Однако в душе наш презрительный герой отнюдь не был так самоуверен, так решителен, так тверд в своем надменном вызове, как могло показаться по его виду. Говоря по правде, он представлял собой угрюмое, одинокое, испуганное, несчастное молодое животное. Дядя в письме грубовато советовал ему вернуться «домой». Вот он и возвращался «домой», в том-то и была загвоздка. Потому что он внезапно осознал, что дома у него нет, что почти каждый его поступок с шестнадцатилетнего возраста являлся отрицанием того дома, который у него был, попыткой бежать, избавиться от него, начать новую жизнь. И теперь он понимал, что вернуться будет тем более невозможно.

Он знал, что родные озадачены его поведением сильнее, чем он сам. Как большинство американских семей их класса, они привыкли судить о поведении других исключительно по своим местным меркам. И по их критериям поведение его было несуразным. Поехал в Европу. С какой стати? Они удивились, слегка опешили, слегка обиделись. Никто из его родни никогда не «ездил в Европу». Ездить туда — тут уязвленная гордость подсказала ему слова для выражения их взглядов — хорошо тем, кто может себе это позволить. Хм! Им бы очень хотелось получить возможность смотаться в Европу этак на годик. Он что, вообразил себя — или их — миллионером? Молодой человек знал, что «поездка в Европу» была, на их взгляд, исключительной привилегией богачей. И хотя их возмутил бы любой намек, что они «хуже» кого бы то ни было, однако в соответствии с моральным комплексом Америки они безоговорочно признавали, что есть поступки, которые позволительно совершать богачу, но непозволительно бедняку. Одним из таких поступков являлась «поездка в Европу».

Мысль, что родственники относятся к этому так, гнетущее, приводящее в ярость сознание, что веских доводов для возражений у него нет — есть только мучительное ощущение горечи и несправедливости, обостренное тем, что при убежденности в собственной «правоте», он не может найти никаких внятных доводов против косного мнения, — усиливали его мрачную надменность и озлобленность, мучительную ностальгию, вызванную больше чувством бесприютности, чем сознанием, что дом у него есть.

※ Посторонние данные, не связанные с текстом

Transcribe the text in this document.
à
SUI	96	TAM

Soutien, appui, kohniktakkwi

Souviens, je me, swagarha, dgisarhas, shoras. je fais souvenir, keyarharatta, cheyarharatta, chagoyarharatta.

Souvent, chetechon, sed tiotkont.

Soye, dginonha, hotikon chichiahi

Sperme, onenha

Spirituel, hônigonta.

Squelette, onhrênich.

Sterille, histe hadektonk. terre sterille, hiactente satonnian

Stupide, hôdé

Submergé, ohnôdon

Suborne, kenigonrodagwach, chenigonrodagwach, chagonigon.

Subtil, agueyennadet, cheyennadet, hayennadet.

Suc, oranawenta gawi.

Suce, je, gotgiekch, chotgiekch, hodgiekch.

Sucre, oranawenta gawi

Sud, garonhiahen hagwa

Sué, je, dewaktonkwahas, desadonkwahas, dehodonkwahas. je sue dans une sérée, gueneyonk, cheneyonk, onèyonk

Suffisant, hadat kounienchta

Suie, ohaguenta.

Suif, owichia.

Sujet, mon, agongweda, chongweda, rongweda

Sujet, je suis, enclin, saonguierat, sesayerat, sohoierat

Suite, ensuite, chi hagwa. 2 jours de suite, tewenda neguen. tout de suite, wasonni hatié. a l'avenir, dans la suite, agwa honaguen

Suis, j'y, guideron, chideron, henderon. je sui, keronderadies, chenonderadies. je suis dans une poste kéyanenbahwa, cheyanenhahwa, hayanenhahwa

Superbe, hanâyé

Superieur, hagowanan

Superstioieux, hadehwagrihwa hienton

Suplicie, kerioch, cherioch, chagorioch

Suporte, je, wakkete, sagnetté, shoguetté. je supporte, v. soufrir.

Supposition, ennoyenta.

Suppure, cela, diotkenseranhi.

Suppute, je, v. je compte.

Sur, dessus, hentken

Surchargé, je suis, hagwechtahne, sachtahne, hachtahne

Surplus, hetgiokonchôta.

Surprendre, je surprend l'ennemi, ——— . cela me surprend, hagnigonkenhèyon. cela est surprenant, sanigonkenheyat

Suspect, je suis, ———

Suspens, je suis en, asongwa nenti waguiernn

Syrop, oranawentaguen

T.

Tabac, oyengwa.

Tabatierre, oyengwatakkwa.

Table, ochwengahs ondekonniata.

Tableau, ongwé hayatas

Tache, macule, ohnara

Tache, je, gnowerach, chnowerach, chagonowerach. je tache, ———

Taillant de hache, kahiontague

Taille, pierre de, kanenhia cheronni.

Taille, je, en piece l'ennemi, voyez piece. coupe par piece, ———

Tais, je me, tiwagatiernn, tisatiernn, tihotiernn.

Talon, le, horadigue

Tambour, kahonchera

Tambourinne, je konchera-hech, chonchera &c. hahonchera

И в этом он тоже являлся знакомой приметой того времени: отчаянно тоскующий по дому странник, отчаянно возвращающийся в родной дом, которого у него нет, остриженный Ясон, все еще ищущий и неугомонный, возвращающийся с пустыми руками, без Золотого Руна. По прошествии лет легко высмеять безрассудство того паломничества, легко забыть героизм того поиска. Ибо поиск был проникнут духом Ясона, отмечен его решительностью.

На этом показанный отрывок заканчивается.